Limitations & Future Work

  • Assumption 3.1 (single direction) clearly does not hold for some attributes; the paper acknowledges that some traits are multi-directional, requiring extension to low-rank (\(r>1\)) interventions—precisely the entry point for LoReFT.
  • Rank-1 is insufficient for IFEval, and MSE cannot be trained effectively; the paper recognizes this as a ceiling.
  • Training cost: Each trait requires 1k prompt-steered triplets + LLM judge, which remains expensive for long trait lists (e.g., AxBench's 500 concepts); exploring whether SAE features can be used directly as \(\mathbf z_{attr}\) is a promising direction.
  • "Adversarial robustness"—since PSR distills prompt steering into a learnable module, could prompt injection attacks exploit weaknesses in the PSR probe, creating new risks?
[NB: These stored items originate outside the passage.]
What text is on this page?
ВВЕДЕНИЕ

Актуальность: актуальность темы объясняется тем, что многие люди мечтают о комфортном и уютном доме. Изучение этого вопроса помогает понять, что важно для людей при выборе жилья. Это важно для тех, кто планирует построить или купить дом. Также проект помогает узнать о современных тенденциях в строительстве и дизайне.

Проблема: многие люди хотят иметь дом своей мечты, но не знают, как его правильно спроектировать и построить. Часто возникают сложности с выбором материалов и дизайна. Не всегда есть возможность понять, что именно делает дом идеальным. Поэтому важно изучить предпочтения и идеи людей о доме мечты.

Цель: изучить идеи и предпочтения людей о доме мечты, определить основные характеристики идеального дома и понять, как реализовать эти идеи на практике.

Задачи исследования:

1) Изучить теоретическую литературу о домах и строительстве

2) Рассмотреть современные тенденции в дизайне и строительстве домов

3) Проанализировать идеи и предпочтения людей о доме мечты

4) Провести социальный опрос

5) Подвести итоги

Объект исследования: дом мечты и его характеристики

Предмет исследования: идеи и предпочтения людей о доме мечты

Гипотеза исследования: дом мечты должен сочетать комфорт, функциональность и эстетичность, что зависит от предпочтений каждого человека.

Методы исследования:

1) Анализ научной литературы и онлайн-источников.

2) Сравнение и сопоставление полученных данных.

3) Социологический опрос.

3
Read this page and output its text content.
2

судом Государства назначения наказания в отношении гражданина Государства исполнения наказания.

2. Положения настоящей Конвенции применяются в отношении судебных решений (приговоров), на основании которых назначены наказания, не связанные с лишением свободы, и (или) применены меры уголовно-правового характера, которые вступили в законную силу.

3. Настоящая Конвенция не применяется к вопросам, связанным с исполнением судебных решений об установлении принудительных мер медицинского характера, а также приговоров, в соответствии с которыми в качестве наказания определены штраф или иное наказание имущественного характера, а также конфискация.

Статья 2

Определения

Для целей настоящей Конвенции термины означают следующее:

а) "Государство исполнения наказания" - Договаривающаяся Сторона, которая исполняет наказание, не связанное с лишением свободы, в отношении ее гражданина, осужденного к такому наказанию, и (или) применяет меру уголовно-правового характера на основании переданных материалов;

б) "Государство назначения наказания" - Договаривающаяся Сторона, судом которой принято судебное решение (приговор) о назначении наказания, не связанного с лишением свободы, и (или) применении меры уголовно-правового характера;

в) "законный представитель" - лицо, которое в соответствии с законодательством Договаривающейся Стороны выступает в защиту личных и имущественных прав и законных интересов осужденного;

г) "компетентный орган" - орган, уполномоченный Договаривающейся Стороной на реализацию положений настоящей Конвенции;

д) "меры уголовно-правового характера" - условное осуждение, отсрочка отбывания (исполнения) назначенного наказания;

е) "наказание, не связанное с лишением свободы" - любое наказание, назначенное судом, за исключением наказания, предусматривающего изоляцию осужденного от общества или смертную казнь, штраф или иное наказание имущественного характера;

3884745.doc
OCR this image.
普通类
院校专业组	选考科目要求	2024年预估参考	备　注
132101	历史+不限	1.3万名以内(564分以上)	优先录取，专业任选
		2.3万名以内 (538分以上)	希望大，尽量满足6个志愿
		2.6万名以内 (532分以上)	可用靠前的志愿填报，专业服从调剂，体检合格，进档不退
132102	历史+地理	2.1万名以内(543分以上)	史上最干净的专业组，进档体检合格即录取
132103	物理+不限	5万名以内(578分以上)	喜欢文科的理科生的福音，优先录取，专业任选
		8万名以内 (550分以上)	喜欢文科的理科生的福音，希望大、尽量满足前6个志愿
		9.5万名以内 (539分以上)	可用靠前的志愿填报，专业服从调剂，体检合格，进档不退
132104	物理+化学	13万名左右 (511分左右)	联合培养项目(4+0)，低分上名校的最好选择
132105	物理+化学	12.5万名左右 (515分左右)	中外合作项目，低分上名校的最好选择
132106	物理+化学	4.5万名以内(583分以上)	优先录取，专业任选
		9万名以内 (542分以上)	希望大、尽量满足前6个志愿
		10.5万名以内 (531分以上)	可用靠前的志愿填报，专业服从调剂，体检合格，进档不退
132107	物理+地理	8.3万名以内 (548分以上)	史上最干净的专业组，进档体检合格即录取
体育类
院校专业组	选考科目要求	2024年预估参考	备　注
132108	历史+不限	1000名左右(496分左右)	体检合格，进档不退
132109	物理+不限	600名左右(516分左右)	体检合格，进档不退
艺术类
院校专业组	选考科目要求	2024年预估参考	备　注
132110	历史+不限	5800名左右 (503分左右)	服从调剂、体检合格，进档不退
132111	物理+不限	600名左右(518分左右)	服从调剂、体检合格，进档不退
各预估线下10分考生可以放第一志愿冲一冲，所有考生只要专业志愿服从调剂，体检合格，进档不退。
This is not discussed in the paper.
  • vs ActAdd / CAA / ITI: All use constant \(\alpha\mathbf z\), do not relax Assumption 3.2, and are thus inherently limited to "uniform intervention across tokens"; PSR relaxes this with a ReLU probe.
  • vs ReFT-R1 (Wu 2025a): ReFT-R1 also uses LL to train low-rank interventions, but still token-uniform; PSR's Const\(_{LL}\) is roughly a degenerate version of ReFT-R1, while PSR\(_{LL}\) systematically improves by adding \(\lambda(\cdot)\).
  • vs Stolfo et al. 2025: Stolfo proposes per-token coefficients but aims for "uniform projection of \(\mathbf z\) across tokens", which is opposite to this paper's goal (mimicking actual prompt injection); the paper directly outperforms it experimentally.
  • vs HyperSteer (Sun 2025): HyperSteer uses a hypernetwork to generate interventions from the base prompt + steering instruction; A-PSR\(_{MSE}\) outperforms it by 0.03–0.13 points on AxBench, with a more interpretable model.

Rating

  • Novelty: ⭐⭐⭐⭐ The formalization of "prompting = self-implemented activation steering" + token-specific ReLU probe is a clear, theoretically grounded innovation.
  • Experimental Thoroughness: ⭐⭐⭐⭐ 3 benchmarks × multiple LLMs × multiple baselines, comprehensive ablation, and interesting faithfulness analysis.
  • Writing Quality: ⭐⭐⭐⭐⭐ The progressive explanation of Assumptions 3.1/3.2/3.2a is very clear, and the roles of S-PSR/A-PSR are well articulated.
  • Value: ⭐⭐⭐⭐ A reproducible baseline for all teams working on activation steering/model behavior control, with code and training pipeline released.